Texas GOP advances voting restrictions
AUSTIN, Texas – Texas Republicans advanced new voting restrictions Thursday night after months of protests by Democrats, who after returning from a 38-day walkout are now all but out of ways to stop a bill that includes a ban on drive-thru voting and would empower poll watchers.
The nearly 50-page bill passed the Texas House on a 79-37 mostly partyline vote, moving fast a week after Democrats ended their holdout. Republican Gov. Greg Abbott said he will sign the measure that is on track to reach his desk by early September, if not sooner.
In what is now the GOP’S third try at passing the bill since May, the atmosphere was charged. For more than 12 hours Republicans defended the changes as safeguards. Democrats, who offered a raft of rejected attempts to soften the bill, continued to say it would disproportionately impact people of
color. Republican Dade Phelan, the House speaker, interrupted lawmakers to tell them not to accuse each other of racism – or even say the word.
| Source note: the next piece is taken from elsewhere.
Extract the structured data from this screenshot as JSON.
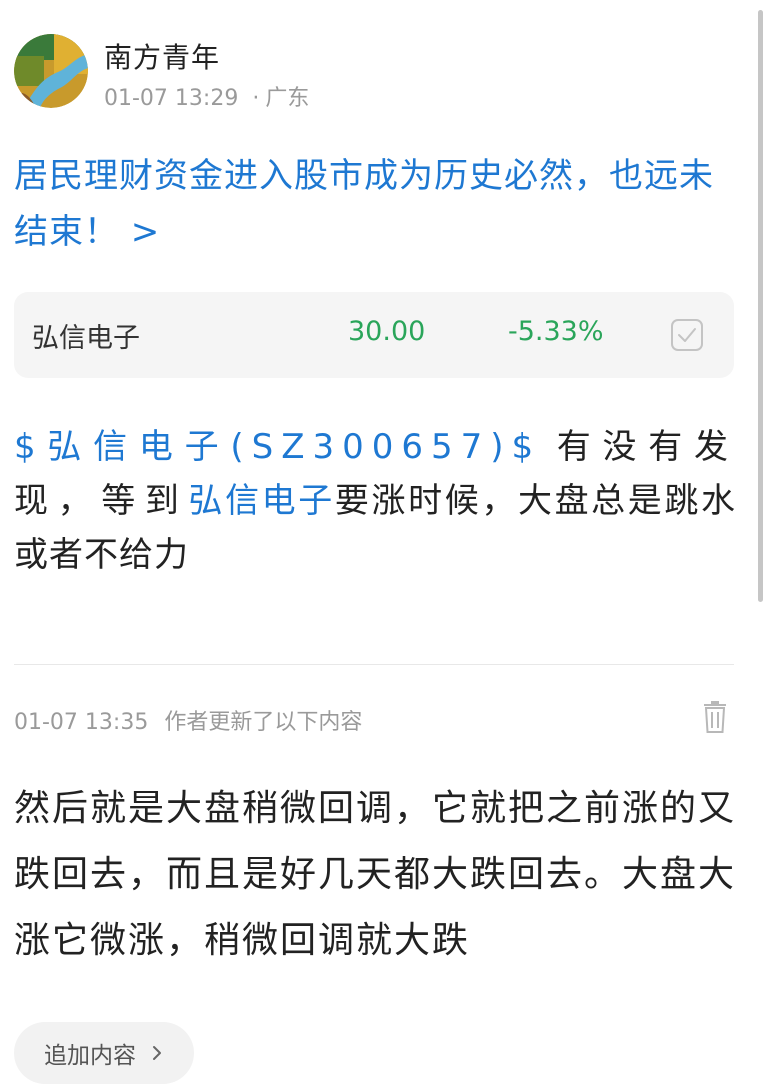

But in the end, the bill easily passed, just as Democrats knew it would after they returned.
Texas is now set to become the last big GOP state to pass tighter voting laws driven by former President Donald
Trump’s claims that the 2020 election was stolen. When one exchange Thursday turned to the violent Jan. 6 Capitol riot, Republican Kyle Biedermann, who was in Washington, D.C., that day, downplayed the attack and rejected that it was an insurrection.
In seeking to stop the bill, more than 50 Democrats had gone to Washington D.C., a destination they chose to press Congress on voting rights legislation. On Wednesday, the U.S. House passed federal voting rights legislation that congressional Democrats say is progress in their quest to fight back against voting restrictions advanced in states such as Texas. But Democrats do not have the votes to overcome opposition from Senate Republicans.
“As much as you might decry our need to go to Washington, I really beg for federal protection,” Democratic state Rep. Rafael Anchia said.
Some Republicans did not hide their frustration with Democrats’ refusal to return until now.